How to Ensure Optimal Folate Intake
For most people, a combination of natural folate and folic acid from fortified foods and multivitamins is a healthy approach. Folate-rich foods offer a wide range of other beneficial nutrients, fiber, and antioxidants.
Foods Rich in Natural Folate
- Leafy green vegetables (spinach, romaine lettuce, asparagus, Brussels sprouts)

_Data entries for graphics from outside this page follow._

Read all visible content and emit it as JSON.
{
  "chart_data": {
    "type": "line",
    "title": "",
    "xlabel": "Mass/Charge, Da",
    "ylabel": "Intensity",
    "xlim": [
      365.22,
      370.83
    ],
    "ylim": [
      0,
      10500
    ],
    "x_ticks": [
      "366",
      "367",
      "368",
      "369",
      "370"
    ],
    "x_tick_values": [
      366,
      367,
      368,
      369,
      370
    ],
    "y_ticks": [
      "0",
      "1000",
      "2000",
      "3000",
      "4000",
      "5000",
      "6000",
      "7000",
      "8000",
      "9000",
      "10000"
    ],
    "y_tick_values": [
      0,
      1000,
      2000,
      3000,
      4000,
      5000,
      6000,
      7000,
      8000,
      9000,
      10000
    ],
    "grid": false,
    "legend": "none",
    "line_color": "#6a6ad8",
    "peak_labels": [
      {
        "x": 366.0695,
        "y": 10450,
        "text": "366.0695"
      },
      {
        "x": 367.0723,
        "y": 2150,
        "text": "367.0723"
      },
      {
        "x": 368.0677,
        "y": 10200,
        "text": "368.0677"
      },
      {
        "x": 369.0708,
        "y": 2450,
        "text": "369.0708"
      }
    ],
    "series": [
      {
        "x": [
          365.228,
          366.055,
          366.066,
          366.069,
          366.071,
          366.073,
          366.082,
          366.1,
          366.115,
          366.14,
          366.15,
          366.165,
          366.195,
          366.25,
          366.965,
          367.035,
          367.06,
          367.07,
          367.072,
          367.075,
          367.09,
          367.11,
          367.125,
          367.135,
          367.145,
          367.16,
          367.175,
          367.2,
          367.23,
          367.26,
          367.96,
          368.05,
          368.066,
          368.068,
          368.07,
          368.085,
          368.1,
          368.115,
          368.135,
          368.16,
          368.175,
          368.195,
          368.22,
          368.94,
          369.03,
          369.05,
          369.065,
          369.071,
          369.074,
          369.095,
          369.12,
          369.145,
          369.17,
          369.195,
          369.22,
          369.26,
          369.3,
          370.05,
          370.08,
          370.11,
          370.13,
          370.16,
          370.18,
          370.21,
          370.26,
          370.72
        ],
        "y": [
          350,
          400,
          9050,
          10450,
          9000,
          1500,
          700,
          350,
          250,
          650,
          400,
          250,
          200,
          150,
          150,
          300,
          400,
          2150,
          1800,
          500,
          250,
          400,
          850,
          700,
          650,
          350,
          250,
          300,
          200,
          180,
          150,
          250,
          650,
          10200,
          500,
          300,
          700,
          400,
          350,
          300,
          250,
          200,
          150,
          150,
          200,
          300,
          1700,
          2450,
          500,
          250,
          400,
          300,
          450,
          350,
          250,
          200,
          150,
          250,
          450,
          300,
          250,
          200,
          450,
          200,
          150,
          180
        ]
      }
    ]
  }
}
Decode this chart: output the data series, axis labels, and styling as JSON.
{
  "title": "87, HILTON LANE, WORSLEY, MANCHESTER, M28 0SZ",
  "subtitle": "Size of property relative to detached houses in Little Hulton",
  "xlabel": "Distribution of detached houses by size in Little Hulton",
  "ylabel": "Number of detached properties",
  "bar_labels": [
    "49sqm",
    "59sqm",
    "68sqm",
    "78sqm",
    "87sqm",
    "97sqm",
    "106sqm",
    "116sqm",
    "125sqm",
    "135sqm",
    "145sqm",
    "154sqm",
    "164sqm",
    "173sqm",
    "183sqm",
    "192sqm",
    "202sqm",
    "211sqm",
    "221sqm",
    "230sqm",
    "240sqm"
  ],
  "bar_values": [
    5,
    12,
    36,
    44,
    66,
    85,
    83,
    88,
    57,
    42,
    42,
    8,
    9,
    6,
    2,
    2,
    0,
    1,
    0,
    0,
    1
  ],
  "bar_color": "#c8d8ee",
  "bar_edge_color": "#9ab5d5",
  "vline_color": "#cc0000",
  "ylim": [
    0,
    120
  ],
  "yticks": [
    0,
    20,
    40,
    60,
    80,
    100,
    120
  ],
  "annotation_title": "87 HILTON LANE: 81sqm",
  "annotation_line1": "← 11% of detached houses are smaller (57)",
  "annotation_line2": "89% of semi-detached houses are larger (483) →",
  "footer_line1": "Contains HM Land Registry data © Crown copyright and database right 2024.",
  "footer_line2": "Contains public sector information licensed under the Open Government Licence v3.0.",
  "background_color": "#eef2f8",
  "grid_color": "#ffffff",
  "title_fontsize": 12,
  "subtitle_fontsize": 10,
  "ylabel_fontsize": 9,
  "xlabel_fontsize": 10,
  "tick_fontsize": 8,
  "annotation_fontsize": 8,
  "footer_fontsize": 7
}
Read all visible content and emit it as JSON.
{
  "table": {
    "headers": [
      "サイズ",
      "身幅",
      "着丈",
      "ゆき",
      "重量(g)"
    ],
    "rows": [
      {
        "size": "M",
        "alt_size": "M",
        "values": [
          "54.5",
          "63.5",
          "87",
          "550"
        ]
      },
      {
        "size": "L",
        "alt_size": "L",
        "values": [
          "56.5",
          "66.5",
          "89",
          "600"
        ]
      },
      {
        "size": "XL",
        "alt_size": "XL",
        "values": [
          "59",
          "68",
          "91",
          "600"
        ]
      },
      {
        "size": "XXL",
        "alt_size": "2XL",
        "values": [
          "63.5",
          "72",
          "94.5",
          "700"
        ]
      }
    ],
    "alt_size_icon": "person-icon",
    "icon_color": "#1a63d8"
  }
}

- Legumes (lentils, chickpeas, beans)
- Citrus fruits (oranges, orange juice)
- Avocado
- Liver
For women of childbearing age, the Centers for Disease Control and Prevention recommends consuming 400 micrograms of folic acid daily from supplements or fortified foods, in addition to dietary folate, to prevent neural tube defects. This is critical because NTDs occur very early in pregnancy, often before a woman knows she is pregnant.
Conclusion
While natural folate is essential, synthetic folic acid has higher and more predictable bioavailability due to its stability and simple chemical form. This high bioavailability is precisely why folic acid is used in fortified foods and supplements, contributing to a significant public health reduction in birth defects. However, this higher absorption rate, combined with potential genetic variations like MTHFR, means that some individuals might benefit from considering L-methylfolate or carefully monitoring their intake. The best approach for most remains a balanced diet of folate-rich foods, supplemented with folic acid as needed, and consulting a healthcare provider for personalized guidance, especially in the context of pregnancy or underlying health conditions. The higher bioavailability of folic acid is a powerful tool, but it requires mindful consumption to optimize health outcomes.